= Vincent of Prague =

Vincent of Prague ( 1140–1170) was a Czech priest and chronicler. He was a canon and notary of Prague Cathedral. His Annals cover the reign of Vladislav II of Bohemia from his accession in 1140 until 1167.

Vincent was in the entourage of Bishop Daniel of Prague between 1154 and 1160. He was thus an eyewitness to many important events in the Holy Roman Empire. He took part with Daniel and Vladislav in Emperor Frederick I's campaign in Italy in 1158. When Milan sued for peace, the city first approached the bishops—including Daniel of Prague—and then Vladislav, who dictated terms of surrender that Vincent wrote down.
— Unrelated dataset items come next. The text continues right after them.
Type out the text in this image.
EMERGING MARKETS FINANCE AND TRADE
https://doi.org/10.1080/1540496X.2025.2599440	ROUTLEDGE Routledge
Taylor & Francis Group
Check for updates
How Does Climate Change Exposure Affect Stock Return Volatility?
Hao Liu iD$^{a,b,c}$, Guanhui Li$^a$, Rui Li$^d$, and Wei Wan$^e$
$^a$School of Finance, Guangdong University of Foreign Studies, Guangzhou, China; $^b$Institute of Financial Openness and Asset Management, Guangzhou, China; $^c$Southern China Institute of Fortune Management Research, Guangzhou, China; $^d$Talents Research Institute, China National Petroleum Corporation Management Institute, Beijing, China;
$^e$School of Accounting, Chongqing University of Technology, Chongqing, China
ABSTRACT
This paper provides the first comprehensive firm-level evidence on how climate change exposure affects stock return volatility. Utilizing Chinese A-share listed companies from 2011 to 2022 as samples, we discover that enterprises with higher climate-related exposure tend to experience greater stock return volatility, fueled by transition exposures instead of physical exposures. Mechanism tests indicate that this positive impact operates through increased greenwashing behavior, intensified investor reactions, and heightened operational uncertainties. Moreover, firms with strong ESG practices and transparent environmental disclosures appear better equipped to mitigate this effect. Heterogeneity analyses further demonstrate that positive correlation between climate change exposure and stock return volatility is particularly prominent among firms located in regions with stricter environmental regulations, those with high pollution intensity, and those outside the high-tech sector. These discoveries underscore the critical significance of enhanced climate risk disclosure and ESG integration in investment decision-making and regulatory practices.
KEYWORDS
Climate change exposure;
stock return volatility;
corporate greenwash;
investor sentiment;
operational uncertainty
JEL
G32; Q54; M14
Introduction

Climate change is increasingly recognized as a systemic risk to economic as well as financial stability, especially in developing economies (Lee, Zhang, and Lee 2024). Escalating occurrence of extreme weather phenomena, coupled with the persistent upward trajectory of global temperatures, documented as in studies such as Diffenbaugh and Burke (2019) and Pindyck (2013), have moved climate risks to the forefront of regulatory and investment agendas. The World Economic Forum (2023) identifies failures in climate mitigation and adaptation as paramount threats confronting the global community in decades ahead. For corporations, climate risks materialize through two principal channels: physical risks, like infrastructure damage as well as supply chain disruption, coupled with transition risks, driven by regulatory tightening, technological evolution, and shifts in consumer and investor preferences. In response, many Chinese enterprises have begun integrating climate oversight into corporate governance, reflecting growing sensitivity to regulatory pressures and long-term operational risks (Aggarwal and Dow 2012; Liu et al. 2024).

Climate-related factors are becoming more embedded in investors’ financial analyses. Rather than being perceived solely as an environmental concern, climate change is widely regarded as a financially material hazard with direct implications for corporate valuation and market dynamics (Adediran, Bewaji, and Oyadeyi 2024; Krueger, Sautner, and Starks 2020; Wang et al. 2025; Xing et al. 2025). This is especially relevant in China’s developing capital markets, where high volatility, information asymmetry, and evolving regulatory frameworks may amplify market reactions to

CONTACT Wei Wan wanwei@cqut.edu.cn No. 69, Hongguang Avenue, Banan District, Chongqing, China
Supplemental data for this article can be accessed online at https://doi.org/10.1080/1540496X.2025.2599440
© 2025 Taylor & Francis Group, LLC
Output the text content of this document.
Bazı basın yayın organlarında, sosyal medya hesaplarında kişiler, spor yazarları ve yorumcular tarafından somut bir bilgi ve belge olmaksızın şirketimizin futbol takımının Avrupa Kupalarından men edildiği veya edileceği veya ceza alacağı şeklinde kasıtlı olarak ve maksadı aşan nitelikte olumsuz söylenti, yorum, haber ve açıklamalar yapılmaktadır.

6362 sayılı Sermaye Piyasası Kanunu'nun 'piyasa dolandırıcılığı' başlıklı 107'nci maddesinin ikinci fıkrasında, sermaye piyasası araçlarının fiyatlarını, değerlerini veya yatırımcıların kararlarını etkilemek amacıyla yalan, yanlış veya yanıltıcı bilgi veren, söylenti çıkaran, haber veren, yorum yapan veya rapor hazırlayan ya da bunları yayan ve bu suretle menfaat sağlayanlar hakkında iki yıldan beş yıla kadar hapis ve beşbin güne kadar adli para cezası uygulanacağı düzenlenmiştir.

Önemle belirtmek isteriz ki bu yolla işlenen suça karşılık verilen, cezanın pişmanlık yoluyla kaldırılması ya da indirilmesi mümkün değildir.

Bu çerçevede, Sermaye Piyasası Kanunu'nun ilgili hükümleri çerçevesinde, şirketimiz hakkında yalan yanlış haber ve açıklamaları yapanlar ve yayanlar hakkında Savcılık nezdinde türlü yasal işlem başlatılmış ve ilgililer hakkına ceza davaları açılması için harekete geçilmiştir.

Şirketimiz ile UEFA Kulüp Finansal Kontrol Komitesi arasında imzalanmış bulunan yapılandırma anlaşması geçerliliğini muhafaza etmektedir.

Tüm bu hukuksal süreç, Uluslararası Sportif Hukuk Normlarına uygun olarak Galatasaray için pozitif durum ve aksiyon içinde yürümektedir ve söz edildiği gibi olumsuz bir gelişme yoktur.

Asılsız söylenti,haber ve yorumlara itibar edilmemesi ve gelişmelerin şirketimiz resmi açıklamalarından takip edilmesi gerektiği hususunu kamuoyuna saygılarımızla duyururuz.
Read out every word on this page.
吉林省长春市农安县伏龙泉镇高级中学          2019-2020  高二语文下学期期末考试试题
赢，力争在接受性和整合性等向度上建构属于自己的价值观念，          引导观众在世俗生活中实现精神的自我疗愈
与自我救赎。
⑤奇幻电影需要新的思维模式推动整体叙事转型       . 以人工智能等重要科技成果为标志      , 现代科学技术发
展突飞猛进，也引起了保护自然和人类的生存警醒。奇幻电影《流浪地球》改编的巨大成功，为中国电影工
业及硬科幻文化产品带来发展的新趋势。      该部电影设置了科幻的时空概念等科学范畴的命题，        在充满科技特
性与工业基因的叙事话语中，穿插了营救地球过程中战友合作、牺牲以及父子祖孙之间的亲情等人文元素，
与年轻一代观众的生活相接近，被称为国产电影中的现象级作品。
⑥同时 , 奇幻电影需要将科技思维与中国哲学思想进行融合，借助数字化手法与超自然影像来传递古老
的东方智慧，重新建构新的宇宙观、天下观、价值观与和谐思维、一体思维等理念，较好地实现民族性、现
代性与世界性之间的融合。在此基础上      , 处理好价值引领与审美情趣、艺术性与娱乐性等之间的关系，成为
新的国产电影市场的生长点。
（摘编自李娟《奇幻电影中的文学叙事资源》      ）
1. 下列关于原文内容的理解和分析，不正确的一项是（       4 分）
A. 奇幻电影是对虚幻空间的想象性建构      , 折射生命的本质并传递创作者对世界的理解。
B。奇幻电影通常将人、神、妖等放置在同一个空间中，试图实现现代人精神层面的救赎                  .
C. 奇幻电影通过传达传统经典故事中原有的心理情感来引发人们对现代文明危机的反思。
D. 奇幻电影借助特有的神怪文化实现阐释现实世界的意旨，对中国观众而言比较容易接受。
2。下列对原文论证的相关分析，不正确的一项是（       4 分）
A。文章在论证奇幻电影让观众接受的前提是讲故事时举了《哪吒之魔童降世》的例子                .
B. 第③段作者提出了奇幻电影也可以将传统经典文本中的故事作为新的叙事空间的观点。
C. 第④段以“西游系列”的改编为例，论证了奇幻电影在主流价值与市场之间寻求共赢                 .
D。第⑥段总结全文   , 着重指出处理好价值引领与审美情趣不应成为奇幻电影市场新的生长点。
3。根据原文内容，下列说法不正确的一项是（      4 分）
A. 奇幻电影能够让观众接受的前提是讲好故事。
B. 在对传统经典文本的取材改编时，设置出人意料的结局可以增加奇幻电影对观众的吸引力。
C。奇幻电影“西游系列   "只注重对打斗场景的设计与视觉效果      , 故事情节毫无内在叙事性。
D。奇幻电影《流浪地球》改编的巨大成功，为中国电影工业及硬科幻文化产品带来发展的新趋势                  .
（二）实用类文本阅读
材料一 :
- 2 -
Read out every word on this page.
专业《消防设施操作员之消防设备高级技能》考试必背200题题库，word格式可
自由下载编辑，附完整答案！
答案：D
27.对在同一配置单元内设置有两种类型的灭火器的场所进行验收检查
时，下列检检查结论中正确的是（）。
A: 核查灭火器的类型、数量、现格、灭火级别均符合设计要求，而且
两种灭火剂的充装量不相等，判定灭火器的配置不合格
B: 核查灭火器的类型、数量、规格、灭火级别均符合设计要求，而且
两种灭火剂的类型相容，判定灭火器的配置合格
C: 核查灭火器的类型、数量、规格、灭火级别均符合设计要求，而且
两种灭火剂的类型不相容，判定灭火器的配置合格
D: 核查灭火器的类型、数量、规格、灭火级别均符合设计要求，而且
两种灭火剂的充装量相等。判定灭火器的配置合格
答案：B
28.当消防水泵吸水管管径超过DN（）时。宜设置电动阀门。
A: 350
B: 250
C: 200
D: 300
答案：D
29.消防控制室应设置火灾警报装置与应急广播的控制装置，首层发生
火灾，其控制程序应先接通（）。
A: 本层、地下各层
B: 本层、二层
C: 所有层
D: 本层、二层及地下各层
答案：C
Rahewin included the text of this surrender agreement in his chronicle.

Vincent's Annals is a strictly chronological account of Vladislav's reign down to 1167, when it abruptly stops. The Italian campaign of 1158 takes up over a third of the work. In his prologue Vincent states his purpose as recording the gesta (deeds) of King Vladislav and the opera gloriosa (glorious works) of his queen, Judith of Thuringia. The unfinished Annals were continued by Gerlach of Milevsko between 1214 and 1222. Vincent himself is sometimes regarded as one of Cosmas's continuators.

==Works==
- Annals
- Annales Bohemorum Vincentii Pragensis, ed. Josef Emler. Fontes rerum Bohemicarum, 2. Prague, 1874, pp. 407–460.
- Vincentii Pragensis Annales, ed. Wilhelm Wattenbach. Monumenta Germaniae Historica, Scriptores 17. Hanover, 1861, pp. 658–683.